The first artist I spoke with was an old friend of mine living in New York City. He had been painting for over forty years, so he was the perfect person to start my journey with. When I asked him how he knew when his paintings were finished, his answer surprised me: "I just know," he said. "I can spend months working on a single painting only to reach that point where it feels finished. It's like following my gut feeling." He explained further that sometimes it takes him a long time to recognize that a piece is complete, because he needs to look at it objectively without being too emotionally attached to it before he can determine if it's ready or not.

Next I "traveled" to Portland and had an enlightening conversation with a figurative painter who told me her secret for knowing when her work is done: she sets deadlines for herself! By having an end date in mind while working on a painting, she told me that she has more motivation and focus which allows her to finish the piece quicker than usual and determine if any final touches are needed afterwards before calling it complete.
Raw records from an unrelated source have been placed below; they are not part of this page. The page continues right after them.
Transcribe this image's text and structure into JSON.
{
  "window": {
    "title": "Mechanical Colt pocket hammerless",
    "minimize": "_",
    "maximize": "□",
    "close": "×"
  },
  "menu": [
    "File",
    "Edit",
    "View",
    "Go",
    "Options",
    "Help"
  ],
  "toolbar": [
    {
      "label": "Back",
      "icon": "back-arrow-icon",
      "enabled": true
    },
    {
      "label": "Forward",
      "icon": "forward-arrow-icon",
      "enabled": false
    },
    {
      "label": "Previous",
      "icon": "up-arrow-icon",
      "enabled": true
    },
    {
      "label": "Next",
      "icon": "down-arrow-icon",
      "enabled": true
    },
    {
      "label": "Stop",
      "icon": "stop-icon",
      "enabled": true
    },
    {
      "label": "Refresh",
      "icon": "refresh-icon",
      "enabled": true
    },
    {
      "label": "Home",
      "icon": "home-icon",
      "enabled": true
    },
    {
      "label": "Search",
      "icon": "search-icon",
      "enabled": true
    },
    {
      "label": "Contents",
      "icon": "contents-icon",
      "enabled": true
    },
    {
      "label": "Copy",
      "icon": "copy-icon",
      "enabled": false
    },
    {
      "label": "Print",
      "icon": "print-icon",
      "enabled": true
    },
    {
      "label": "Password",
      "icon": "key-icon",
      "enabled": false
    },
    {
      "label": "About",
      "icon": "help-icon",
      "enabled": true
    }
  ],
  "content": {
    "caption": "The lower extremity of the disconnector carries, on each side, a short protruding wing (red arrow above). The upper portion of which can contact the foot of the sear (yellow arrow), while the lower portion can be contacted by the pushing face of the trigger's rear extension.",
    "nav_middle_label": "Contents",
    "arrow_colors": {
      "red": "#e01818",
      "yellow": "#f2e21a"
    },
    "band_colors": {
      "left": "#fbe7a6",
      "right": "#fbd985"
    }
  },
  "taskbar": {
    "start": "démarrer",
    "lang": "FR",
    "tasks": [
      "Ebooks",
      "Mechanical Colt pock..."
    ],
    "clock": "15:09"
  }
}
The last artist I visited was an abstract painter living in Boulder. She said, "Don't be afraid of taking risks! If you're unsure whether or not your painting is ready, make a bold move such as adding or removing elements from your piece until it achieves what you want it to express." This was an interesting concept. Sometimes finishing a painting is just simply making one last big change instead of wasting time trying to make small adjustments here and there that won't get you anywhere closer to completion.

By hearing these stories from other artists, I now have some great ideas about determining when my own paintings are finished. But, at the end of the day, sometimes it just feels right!